Jean Joinville, sire de, a French chronicler, born in the chateau of Joinville, Champagne, about 1224, died about 1319. He was of an illustrious family, and early became seneschal to Thibaut IV., king of Navarre. In 1248 he joined the crusade of Louis IX. with 700 men-at-arms, and a strong friendship sprang up between them. He fought bravely, was taken prisoner and liberated with the king, spent four years with him in Palestine, returning to France in 1254, and afterward remained his intimate friend and counsellor. But when, in 1270, Louis summoned his barons to another crusade, Joinville declined to go, in consequence of an ominous dream, though he excused himself on the ground of duty to his people. He bore witness to the king's virtues during the inquest preparatory to canonization, and he gladly assented when Queen Jeanne of Navarre requested him to write the deeds and good sayings of her husband's grandfather. To this request we owe his Memoires, which are invaluable as a chronicle, and unrivalled in point of simplicity and grace.

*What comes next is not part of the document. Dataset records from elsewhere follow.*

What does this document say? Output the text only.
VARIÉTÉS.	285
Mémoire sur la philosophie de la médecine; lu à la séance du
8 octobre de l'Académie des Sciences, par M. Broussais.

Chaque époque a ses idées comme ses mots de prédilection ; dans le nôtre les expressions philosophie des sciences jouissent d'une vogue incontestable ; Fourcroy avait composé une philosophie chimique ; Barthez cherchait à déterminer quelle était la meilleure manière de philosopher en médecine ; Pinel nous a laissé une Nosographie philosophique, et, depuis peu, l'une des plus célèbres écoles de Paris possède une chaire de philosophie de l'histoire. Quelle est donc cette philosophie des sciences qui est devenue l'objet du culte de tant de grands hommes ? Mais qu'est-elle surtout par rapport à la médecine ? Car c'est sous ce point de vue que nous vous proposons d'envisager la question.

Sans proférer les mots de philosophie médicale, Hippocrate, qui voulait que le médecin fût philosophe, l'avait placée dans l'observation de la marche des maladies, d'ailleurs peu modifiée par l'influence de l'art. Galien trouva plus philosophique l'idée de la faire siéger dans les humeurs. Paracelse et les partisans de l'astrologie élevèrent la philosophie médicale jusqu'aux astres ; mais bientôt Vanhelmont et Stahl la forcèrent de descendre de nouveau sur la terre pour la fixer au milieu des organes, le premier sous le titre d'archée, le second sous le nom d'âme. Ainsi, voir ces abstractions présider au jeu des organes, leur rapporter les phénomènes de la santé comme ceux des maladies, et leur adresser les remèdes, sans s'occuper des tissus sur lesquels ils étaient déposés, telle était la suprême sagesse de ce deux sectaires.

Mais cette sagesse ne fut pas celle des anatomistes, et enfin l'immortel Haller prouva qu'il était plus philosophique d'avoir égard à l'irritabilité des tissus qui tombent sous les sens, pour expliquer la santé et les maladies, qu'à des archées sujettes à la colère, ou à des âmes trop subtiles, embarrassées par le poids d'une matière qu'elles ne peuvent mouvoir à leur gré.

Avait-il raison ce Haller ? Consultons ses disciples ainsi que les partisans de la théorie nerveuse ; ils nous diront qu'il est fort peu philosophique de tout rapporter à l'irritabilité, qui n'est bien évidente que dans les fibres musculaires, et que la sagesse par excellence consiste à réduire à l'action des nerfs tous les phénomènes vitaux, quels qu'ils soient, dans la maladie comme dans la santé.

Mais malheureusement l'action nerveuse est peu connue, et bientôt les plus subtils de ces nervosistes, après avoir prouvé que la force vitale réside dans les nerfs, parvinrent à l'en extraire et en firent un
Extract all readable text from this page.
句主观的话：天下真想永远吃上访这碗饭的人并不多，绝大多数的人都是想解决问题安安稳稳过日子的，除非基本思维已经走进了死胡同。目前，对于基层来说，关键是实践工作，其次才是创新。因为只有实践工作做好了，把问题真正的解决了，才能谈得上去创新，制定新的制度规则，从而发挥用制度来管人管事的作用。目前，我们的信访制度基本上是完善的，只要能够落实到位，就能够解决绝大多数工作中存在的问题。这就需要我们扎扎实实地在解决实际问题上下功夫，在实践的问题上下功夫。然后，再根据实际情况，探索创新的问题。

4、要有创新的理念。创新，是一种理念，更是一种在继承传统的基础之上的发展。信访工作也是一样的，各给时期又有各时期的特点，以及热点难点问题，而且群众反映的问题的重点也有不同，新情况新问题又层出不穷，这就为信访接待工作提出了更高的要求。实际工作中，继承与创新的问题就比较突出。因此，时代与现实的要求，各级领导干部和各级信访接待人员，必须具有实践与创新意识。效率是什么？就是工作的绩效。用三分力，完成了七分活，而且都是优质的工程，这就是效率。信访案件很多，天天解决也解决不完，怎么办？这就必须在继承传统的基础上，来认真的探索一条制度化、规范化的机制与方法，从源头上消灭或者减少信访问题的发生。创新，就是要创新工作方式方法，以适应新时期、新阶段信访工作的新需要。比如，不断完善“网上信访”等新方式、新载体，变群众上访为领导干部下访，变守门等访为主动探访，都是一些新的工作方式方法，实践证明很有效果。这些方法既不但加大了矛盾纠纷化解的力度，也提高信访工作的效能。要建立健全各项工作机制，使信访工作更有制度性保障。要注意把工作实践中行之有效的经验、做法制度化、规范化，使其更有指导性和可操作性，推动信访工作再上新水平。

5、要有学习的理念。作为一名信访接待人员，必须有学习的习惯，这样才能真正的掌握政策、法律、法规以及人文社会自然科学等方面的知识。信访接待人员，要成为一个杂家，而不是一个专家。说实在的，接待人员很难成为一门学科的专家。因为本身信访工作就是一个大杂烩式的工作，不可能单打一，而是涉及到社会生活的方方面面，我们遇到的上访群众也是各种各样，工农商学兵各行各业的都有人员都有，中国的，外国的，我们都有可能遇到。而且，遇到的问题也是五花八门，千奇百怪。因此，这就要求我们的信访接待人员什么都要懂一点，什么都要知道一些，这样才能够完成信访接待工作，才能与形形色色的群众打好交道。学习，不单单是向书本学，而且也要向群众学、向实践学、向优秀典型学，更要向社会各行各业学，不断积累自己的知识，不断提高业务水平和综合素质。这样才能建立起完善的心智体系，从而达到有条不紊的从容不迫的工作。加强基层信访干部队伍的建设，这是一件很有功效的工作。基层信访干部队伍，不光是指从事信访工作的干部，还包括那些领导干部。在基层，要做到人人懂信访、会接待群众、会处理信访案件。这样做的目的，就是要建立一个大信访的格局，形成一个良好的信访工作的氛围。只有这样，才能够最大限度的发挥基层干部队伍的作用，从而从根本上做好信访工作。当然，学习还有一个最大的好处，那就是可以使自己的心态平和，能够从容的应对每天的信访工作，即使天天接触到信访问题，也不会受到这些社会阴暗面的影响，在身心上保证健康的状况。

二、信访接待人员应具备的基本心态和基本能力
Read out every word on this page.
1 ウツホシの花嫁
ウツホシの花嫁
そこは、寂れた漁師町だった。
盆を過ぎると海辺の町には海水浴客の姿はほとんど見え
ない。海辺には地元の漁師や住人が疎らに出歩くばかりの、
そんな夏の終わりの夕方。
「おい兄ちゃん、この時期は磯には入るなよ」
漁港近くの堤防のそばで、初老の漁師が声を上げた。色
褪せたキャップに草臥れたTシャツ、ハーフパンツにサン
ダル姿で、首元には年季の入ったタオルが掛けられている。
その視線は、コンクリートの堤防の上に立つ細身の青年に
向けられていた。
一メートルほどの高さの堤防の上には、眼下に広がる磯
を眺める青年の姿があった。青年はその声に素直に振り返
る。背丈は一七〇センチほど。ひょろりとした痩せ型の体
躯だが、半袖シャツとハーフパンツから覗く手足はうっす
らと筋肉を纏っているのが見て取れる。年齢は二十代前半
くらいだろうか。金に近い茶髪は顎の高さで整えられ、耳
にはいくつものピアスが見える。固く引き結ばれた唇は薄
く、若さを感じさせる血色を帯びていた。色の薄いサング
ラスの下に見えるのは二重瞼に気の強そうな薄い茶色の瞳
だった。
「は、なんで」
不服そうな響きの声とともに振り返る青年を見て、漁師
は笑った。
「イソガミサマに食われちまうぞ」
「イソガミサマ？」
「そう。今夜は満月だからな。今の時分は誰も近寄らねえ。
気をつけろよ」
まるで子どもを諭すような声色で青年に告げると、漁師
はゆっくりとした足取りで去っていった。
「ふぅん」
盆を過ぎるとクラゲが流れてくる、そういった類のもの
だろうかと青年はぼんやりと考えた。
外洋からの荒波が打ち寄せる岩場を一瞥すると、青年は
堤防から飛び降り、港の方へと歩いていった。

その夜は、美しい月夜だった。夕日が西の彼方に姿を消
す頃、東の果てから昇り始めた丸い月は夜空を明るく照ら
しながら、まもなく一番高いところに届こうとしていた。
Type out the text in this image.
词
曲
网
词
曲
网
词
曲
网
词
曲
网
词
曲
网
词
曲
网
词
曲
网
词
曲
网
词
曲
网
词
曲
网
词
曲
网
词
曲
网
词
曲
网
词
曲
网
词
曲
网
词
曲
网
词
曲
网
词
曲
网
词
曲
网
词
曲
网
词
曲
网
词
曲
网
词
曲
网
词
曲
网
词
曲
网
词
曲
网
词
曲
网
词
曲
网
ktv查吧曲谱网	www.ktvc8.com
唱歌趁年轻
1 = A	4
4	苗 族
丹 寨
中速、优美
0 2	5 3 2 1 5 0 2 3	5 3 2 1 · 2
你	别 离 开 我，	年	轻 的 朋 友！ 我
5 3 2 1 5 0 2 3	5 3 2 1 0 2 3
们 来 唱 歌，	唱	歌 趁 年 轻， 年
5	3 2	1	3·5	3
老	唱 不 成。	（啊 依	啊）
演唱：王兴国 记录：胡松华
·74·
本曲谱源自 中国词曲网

They were completed about 1309, and first printed by Marnef brothers (4to, Poitiers, 1547). The best editions are those of Du Cange (1668), Capperonnier (1761), and F. Michel (Didot, Paris, 1858). Capperonnier's was reprinted in 1840, with annotations, in the Recueil des historiens de France, vol. xx. An edition from a newly discovered manuscript, rendered into modern French by Natalie de Wailly, was published at Paris in 1873, tinder the title of Histoire de St. Louis.